AMD Vitis HLS (FPGA)

The Vitis HLS FPGA backend leverages the Vivado/Vitis HLS toolchain to generate hardware accelerators for FPGA devices. This document demonstrates how to define a general matrix multiplication (GEMM) kernel using the Allo ADL and generate HLS code for FPGA synthesis. For more details on kernel customizations and scheduling optimizations, please refer to the Allo-HLS tutorial.

Kernel Definition

The GEMM kernel is implemented with float32 precision using pre-defined constants for the matrix dimensions. The kernel utilizes the allo.grid API to iterate over output indices and the allo.reduction API to designate the reduction axis for accumulating the dot-product.

import allo
from allo.ir.types import float32
import numpy as np

# Define matrix dimensions
M, N, K = 32, 32, 32

def gemm(A: int32[32, 32], B: int32[32, 32]) -> int32[32, 32]:
    C: int32[32, 32] = 0
    for i, j, k in allo.grid(32, 32, 32):
        C[i, j] += A[i, k] * B[k, j]
    return C

Code Generation for Vivado/Vitis HLS

Allo supports several approaches to generate HLS code:

  1. Direct HLS Code Generation: Set the target to “vhls” to produce HLS code as a string. This code includes the necessary headers and pragmas for Vitis HLS synthesis.

    code = s.build(target="vhls")
    print(code)
    
  2. HLS Emulation, Synthesis, and Execution: Specify the target as “vitis_hls” along with a synthesis mode and project name to generate a complete HLS project. The supported modes are:

    • sw_emu: Software emulation mode, which is similar to C simulation that compiles the program using C compiler and runs it on the CPU. Depending on the size of your input data, this mode may take within one minute.

    • hw_emu: Hardware emulation mode, which is similar to co-simulation that compiles the program into RTL design using HLS compiler and runs the RTL with the test bench on the FPGA emulator.
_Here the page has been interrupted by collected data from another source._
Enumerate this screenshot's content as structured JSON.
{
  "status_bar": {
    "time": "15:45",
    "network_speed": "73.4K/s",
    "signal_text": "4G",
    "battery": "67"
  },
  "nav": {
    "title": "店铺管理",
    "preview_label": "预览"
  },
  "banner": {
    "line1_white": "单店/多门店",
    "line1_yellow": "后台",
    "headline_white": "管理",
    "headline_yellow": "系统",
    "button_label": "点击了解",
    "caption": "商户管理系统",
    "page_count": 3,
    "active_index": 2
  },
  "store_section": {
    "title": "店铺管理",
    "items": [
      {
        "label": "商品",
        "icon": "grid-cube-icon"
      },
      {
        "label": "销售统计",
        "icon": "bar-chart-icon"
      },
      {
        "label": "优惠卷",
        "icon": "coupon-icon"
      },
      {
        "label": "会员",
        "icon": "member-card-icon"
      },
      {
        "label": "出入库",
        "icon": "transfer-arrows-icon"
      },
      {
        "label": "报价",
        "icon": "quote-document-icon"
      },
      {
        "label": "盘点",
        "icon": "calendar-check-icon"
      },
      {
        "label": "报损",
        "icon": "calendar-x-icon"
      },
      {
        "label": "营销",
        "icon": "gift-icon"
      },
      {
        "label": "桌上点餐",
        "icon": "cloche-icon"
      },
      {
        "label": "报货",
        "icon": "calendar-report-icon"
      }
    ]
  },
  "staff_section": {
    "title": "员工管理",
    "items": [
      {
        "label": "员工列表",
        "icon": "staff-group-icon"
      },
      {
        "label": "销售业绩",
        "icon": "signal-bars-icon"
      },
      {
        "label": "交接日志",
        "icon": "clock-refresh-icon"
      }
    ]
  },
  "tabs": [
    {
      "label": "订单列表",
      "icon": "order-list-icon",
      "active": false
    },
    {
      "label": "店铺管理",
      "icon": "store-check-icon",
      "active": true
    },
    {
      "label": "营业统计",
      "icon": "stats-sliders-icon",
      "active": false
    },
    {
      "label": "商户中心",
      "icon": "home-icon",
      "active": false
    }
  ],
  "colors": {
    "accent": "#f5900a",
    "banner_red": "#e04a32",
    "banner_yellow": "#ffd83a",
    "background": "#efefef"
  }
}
Since it needs to go through the HLS synthesis flow, it may take several minutes to finish.

    • hw: Full hardware synthesis mode, which compiles the program into RTL design using HLS, goes through placement and routing, generates the bitstream, and finally executes on FPGA. This mode may take several hours to finish.

    mod = s.build(target="vitis_hls", mode="hw_emu", project="gemm.prj")
    
  3. (Legacy) HLS Synthesis: Set the target to “vivado_hls” to generate a legacy HLS project. This approach is similar to the previous one but uses run.tcl for the project script. The supported modes are:

    • csim: C simulation mode, using the gcc compiler to compile the program and runs it on the CPU.
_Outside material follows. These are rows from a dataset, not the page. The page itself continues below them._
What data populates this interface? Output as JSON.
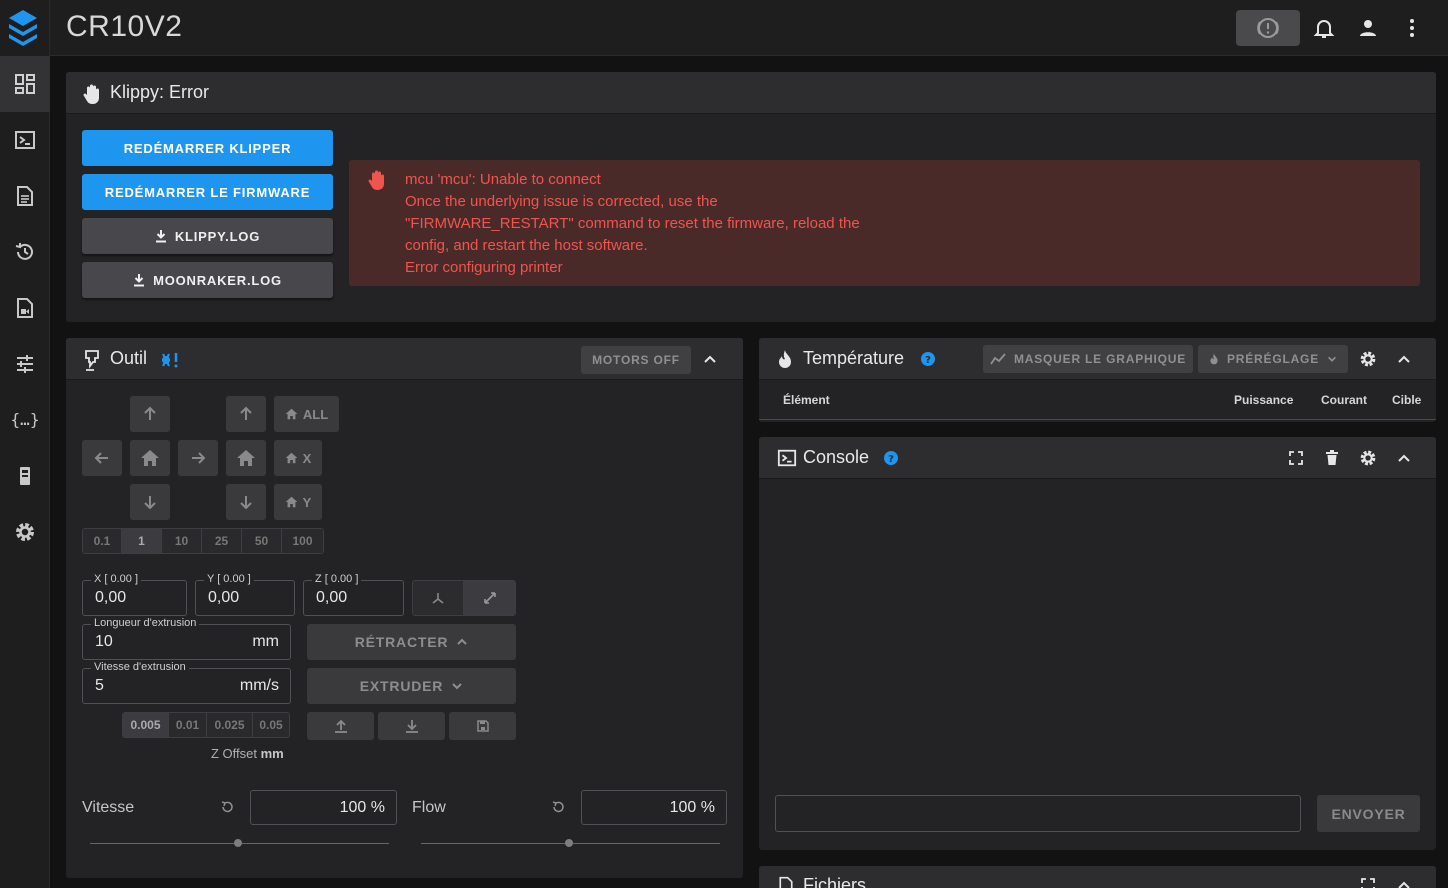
{
  "app": {
    "title": "CR10V2"
  },
  "sidebar": {
    "items": [
      {
        "name": "dashboard",
        "active": true
      },
      {
        "name": "console"
      },
      {
        "name": "files"
      },
      {
        "name": "history"
      },
      {
        "name": "gcode-viewer"
      },
      {
        "name": "tuning"
      },
      {
        "name": "macros"
      },
      {
        "name": "machine"
      },
      {
        "name": "settings"
      }
    ]
  },
  "klippy": {
    "title": "Klippy: Error",
    "buttons": {
      "restart_klipper": "REDÉMARRER KLIPPER",
      "restart_firmware": "REDÉMARRER LE FIRMWARE",
      "klippy_log": "KLIPPY.LOG",
      "moonraker_log": "MOONRAKER.LOG"
    },
    "error_lines": [
      "mcu 'mcu': Unable to connect",
      "Once the underlying issue is corrected, use the",
      "\"FIRMWARE_RESTART\" command to reset the firmware, reload the",
      "config, and restart the host software.",
      "Error configuring printer"
    ]
  },
  "tool": {
    "title": "Outil",
    "motors_off": "MOTORS OFF",
    "home_all": "ALL",
    "home_x": "X",
    "home_y": "Y",
    "steps": [
      "0.1",
      "1",
      "10",
      "25",
      "50",
      "100"
    ],
    "selected_step": "1",
    "position": {
      "x_label": "X [ 0.00 ]",
      "x_value": "0,00",
      "y_label": "Y [ 0.00 ]",
      "y_value": "0,00",
      "z_label": "Z [ 0.00 ]",
      "z_value": "0,00"
    },
    "extrude_length_label": "Longueur d'extrusion",
    "extrude_length_value": "10",
    "extrude_length_unit": "mm",
    "extrude_speed_label": "Vitesse d'extrusion",
    "extrude_speed_value": "5",
    "extrude_speed_unit": "mm/s",
    "retract": "RÉTRACTER",
    "extrude": "EXTRUDER",
    "z_steps": [
      "0.005",
      "0.01",
      "0.025",
      "0.05"
    ],
    "z_offset_label": "Z Offset",
    "z_offset_unit": "mm",
    "speed_label": "Vitesse",
    "speed_value": "100 %",
    "flow_label": "Flow",
    "flow_value": "100 %"
  },
  "temperature": {
    "title": "Température",
    "hide_chart": "MASQUER LE GRAPHIQUE",
    "presets": "PRÉRÉGLAGE",
    "columns": [
      "Élément",
      "Puissance",
      "Courant",
      "Cible"
    ]
  },
  "console": {
    "title": "Console",
    "input_placeholder": "",
    "send": "ENVOYER"
  },
  "files": {
    "title": "Fichiers"
  },
  "colors": {
    "accent": "#1e95ee",
    "error": "#f0544f",
    "error_bg": "#4a2a29"
  }
}
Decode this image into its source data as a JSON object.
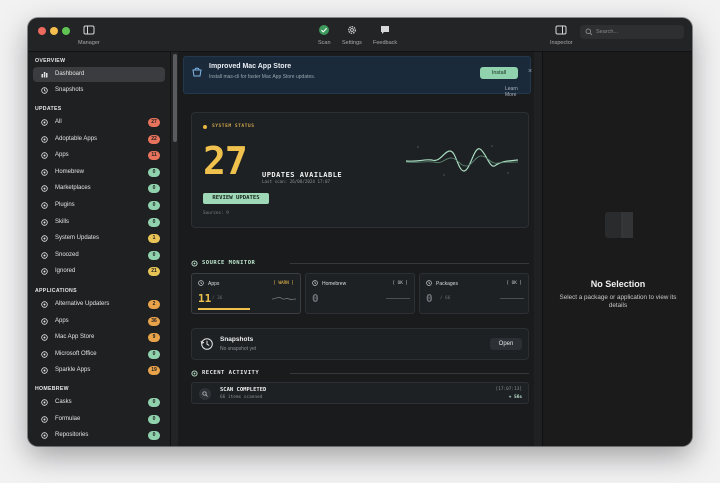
{
  "toolbar": {
    "manager_label": "Manager",
    "scan_label": "Scan",
    "settings_label": "Settings",
    "feedback_label": "Feedback",
    "inspector_label": "Inspector",
    "search_placeholder": "Search..."
  },
  "sidebar": {
    "sections": [
      {
        "title": "OVERVIEW"
      },
      {
        "title": "UPDATES"
      },
      {
        "title": "APPLICATIONS"
      },
      {
        "title": "HOMEBREW"
      }
    ],
    "overview": [
      {
        "label": "Dashboard",
        "icon": "chart-bars-icon"
      },
      {
        "label": "Snapshots",
        "icon": "clock-icon"
      }
    ],
    "updates": [
      {
        "label": "All",
        "badge": "27",
        "color": "#e8735c"
      },
      {
        "label": "Adoptable Apps",
        "badge": "22",
        "color": "#e8735c"
      },
      {
        "label": "Apps",
        "badge": "11",
        "color": "#e8735c"
      },
      {
        "label": "Homebrew",
        "badge": "0",
        "color": "#8fd2ad"
      },
      {
        "label": "Marketplaces",
        "badge": "0",
        "color": "#8fd2ad"
      },
      {
        "label": "Plugins",
        "badge": "0",
        "color": "#8fd2ad"
      },
      {
        "label": "Skills",
        "badge": "0",
        "color": "#8fd2ad"
      },
      {
        "label": "System Updates",
        "badge": "1",
        "color": "#e8c457"
      },
      {
        "label": "Snoozed",
        "badge": "0",
        "color": "#8fd2ad"
      },
      {
        "label": "Ignored",
        "badge": "21",
        "color": "#e8c457"
      }
    ],
    "applications": [
      {
        "label": "Alternative Updaters",
        "badge": "2",
        "color": "#e8a24a"
      },
      {
        "label": "Apps",
        "badge": "36",
        "color": "#e8a24a"
      },
      {
        "label": "Mac App Store",
        "badge": "9",
        "color": "#e8a24a"
      },
      {
        "label": "Microsoft Office",
        "badge": "0",
        "color": "#8fd2ad"
      },
      {
        "label": "Sparkle Apps",
        "badge": "19",
        "color": "#e8a24a"
      }
    ],
    "homebrew": [
      {
        "label": "Casks",
        "badge": "0",
        "color": "#8fd2ad"
      },
      {
        "label": "Formulae",
        "badge": "0",
        "color": "#8fd2ad"
      },
      {
        "label": "Repositories",
        "badge": "0",
        "color": "#8fd2ad"
      }
    ]
  },
  "banner": {
    "title": "Improved Mac App Store",
    "subtitle": "Install mas-cli for faster Mac App Store updates.",
    "install_label": "Install",
    "close_label": "×",
    "learn_more": "Learn More"
  },
  "status": {
    "label": "SYSTEM STATUS",
    "count": "27",
    "updates_available": "UPDATES AVAILABLE",
    "last_scan": "Last scan: 26/08/2024 17:07",
    "review_label": "REVIEW UPDATES",
    "sources": "Sources: 9"
  },
  "source_monitor": {
    "title": "SOURCE MONITOR",
    "cards": [
      {
        "name": "Apps",
        "tag": "[ WARN ]",
        "value": "11",
        "of": "/ 36"
      },
      {
        "name": "Homebrew",
        "tag": "[ OK ]",
        "value": "0",
        "of": ""
      },
      {
        "name": "Packages",
        "tag": "[ OK ]",
        "value": "0",
        "of": "/ 66"
      }
    ]
  },
  "snapshots": {
    "title": "Snapshots",
    "subtitle": "No snapshot yet",
    "open_label": "Open"
  },
  "activity": {
    "title": "RECENT ACTIVITY",
    "items": [
      {
        "title": "SCAN COMPLETED",
        "sub": "66 items scanned",
        "time": "[17:07:13]",
        "duration": "+ 56s"
      }
    ]
  },
  "inspector": {
    "title": "No Selection",
    "subtitle": "Select a package or application to view its details"
  },
  "colors": {
    "accent_green": "#8fd2ad",
    "accent_yellow": "#f0c24d",
    "badge_red": "#e8735c"
  }
}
    • csyn: C synthesis mode, using Vivado HLS compiler to synthesize the program. Note: This mode only synthesize the program and generate the RTL design but does not execute the program!

    • cosim: Co-simulation mode, using Vivado HLS compiler to synthesize the program and generate the RTL design, then runs the RTL with the test bench on the CPU.

    • impl: Implementation mode, using Vivado HLS compiler to synthesize the program, generate the RTL design, and go through placement and routing to the bitstream.

    mod = s.build(target="vivado_hls", mode="csim", project="gemm.prj")
    # For csim
    mod(np_A, np_B, allo_C)
    # For csyn
    mod()
    

Project Structure and Execution

The generated HLS project (e.g., in the folder gemm.prj) typically includes:

  • host.cpp: The host-side (CPU) code that invokes the accelerator.

  • kernel.cpp: The accelerator kernel code.

  • Makefile: Build scripts to compile the project.

To run the design, prepare the input matrices using NumPy and allocate an output array for the result:

np_A = np.random.random((M, K)).astype(np.float32)
np_B = np.random.random((K, N)).astype(np.float32)
allo_C = np.zeros((M, N), dtype=np.float32)
mod(np_A, np_B, allo_C)
np.testing.assert_allclose(allo_C, np.matmul(np_A, np_B), rtol=1e-5, atol=1e-5)
Note:

Ensure that the Vitis HLS and XRT environments are correctly configured before running the HLS flow. For further environment setup and synthesis mode details, please consult the Vitis HLS documentation.

Conclusion

This example illustrates the process of defining a GEMM kernel using the Allo ADL and generating HLS code for FPGA acceleration with the Vitis HLS backend. The approach supports various synthesis modes (sw_emu, hw_emu, hw) to cater to different design and verification needs.